A plain-English guide to Washington's Law of Agency Act (RCW 18.86), covering broker duties, disclosure timing, dual agency, and designated agency for the real estate exam.

April 30, 2026 · 8 min read

Washington Agency Law Guide

Washington's agency law is codified in RCW 18.86, the Law of Agency Act. It is the most-tested body of state law on the Washington real estate exam. Understanding its structure — especially how it differs from general agency principles — is essential for passing the state section.

The Foundational Distinction: Client vs. Customer

Washington law draws a clear line between a client (a party who has formed an agency relationship with a broker) and a customer (a party who has not). The duties a broker owes depend on which category the party falls into.

Duties owed to ALL parties (clients and customers): - Reasonable care and skill - Honest and fair dealing - Timely presentation of all written communications - Disclosure of material facts affecting the property

Additional duties owed only to clients: - Loyalty (putting the client's interests first) - Disclosing conflicts of interest - Advising the client to seek expert advice when appropriate - Accounting for all funds received - Confidentiality of client information

This two-tier duty structure means a listing broker who is working with an unrepresented buyer still owes that buyer duties of honesty and material fact disclosure — but not loyalty.

Agency Disclosure Timing

Washington requires written agency disclosure at the first meeting with a party to a prospective transaction. This is earlier than the standard in many states, where disclosure can wait until an offer is written. On the exam, if a question describes an agent meeting a buyer at an open house, the agent must disclose their agency status at that first contact.

Types of Agency in Washington

Seller's Agency: The broker and all affiliated licensees represent the seller.

Buyer's Agency: The broker represents the buyer. A buyer's agent owes full fiduciary duties to the buyer.

Dual Agency: One broker represents both buyer and seller in the same transaction. Requires written, informed consent from both parties. The broker's loyalty duties are limited in dual agency — the broker cannot reveal the seller's minimum price or the buyer's maximum price.

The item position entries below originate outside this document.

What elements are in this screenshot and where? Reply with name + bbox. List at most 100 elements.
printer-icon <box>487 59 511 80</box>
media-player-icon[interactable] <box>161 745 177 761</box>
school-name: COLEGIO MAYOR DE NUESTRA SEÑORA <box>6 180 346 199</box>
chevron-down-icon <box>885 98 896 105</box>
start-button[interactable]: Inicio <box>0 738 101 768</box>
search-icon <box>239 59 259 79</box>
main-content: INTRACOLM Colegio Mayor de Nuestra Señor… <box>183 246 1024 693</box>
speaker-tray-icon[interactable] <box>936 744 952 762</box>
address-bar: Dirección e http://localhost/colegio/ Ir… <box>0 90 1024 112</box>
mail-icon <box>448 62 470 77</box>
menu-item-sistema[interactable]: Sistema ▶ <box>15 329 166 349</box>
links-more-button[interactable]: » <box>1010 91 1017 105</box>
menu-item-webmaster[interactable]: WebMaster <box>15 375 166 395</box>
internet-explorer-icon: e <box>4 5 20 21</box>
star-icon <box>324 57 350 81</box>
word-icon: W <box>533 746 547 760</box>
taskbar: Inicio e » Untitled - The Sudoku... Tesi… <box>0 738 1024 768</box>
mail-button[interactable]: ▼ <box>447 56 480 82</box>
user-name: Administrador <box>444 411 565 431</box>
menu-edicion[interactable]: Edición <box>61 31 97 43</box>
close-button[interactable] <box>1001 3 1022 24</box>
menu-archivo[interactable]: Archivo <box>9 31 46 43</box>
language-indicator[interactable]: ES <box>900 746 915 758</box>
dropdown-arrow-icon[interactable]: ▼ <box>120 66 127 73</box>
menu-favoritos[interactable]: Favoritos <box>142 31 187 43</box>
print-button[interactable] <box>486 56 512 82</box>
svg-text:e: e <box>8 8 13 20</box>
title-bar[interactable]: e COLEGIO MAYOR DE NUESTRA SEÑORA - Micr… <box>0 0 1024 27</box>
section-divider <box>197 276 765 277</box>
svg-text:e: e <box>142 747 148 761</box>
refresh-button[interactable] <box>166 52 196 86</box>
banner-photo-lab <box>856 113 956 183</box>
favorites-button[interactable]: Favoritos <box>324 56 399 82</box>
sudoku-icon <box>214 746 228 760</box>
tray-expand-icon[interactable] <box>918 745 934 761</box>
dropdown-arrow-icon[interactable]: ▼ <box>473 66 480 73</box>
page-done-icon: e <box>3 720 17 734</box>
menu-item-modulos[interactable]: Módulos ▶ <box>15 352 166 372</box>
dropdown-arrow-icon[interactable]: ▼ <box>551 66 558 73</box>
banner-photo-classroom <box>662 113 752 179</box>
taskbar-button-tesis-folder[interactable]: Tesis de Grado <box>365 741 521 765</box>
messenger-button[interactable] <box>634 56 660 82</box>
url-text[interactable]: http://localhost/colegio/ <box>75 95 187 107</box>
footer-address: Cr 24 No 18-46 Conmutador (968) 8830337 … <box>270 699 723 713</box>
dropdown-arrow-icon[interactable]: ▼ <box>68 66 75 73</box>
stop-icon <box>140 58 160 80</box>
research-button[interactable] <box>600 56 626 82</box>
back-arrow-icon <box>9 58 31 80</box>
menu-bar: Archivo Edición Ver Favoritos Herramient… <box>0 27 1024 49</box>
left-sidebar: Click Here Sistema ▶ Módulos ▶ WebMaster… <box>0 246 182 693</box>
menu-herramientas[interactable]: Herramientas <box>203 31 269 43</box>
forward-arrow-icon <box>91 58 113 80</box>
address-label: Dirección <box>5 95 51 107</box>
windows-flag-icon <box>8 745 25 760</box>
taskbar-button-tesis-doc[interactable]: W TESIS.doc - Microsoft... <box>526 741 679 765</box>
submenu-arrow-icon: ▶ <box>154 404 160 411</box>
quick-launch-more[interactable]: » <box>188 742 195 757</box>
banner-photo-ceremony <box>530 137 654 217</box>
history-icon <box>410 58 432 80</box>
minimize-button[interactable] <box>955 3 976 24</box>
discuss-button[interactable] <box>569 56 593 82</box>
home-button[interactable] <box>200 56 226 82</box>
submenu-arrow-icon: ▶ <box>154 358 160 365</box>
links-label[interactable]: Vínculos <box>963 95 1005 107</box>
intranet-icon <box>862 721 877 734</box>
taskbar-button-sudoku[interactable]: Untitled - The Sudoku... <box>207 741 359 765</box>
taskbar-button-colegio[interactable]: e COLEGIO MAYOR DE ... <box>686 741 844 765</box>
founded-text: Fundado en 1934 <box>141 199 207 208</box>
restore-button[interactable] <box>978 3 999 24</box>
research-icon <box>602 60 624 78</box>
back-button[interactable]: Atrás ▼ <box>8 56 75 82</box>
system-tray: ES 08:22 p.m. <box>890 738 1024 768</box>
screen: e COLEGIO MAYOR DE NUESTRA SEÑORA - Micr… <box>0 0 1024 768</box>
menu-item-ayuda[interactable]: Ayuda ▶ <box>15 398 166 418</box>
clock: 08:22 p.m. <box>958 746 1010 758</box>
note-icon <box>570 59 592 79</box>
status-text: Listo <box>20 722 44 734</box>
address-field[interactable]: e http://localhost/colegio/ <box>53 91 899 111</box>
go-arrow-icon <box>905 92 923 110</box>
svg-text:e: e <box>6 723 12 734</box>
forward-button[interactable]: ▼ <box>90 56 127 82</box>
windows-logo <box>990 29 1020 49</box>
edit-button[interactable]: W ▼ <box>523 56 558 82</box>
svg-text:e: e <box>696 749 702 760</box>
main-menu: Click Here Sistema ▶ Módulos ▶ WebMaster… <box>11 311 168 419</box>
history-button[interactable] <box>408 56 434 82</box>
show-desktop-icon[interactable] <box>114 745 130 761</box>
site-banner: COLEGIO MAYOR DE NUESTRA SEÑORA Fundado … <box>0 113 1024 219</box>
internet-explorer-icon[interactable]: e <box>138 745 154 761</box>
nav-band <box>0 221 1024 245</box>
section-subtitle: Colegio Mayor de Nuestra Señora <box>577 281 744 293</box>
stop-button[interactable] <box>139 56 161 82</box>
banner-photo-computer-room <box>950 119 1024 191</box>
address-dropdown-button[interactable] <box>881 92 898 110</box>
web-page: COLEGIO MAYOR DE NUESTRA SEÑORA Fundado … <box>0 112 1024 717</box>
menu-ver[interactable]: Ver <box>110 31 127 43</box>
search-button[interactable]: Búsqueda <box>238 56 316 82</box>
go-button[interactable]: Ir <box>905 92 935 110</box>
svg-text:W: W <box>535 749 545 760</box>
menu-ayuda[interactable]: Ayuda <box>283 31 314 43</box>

Designated Agency: The firm appoints one licensee to represent the seller and a different licensee to represent the buyer, even though both work for the same brokerage. This resolves the loyalty conflict that dual agency creates.

Earnest Money: A Washington-Specific Rule

Unlike many states where the listing broker holds earnest money in a trust account, Washington transactions typically use an independent closing agent (escrow company) to hold earnest money. This is a frequently tested distinction.

Net Listing Prohibition

Washington specifically prohibits net listings (arrangements where the broker keeps anything above a set seller price as commission). This is tested on the state exam.

Exam Focus

The state exam tests agency disclosure timing, the client vs. customer duty framework, the conditions for dual and designated agency consent, and the prohibited net listing structure. Study these areas in the context of specific fact patterns — the exam presents these as scenario questions, not pure definitions.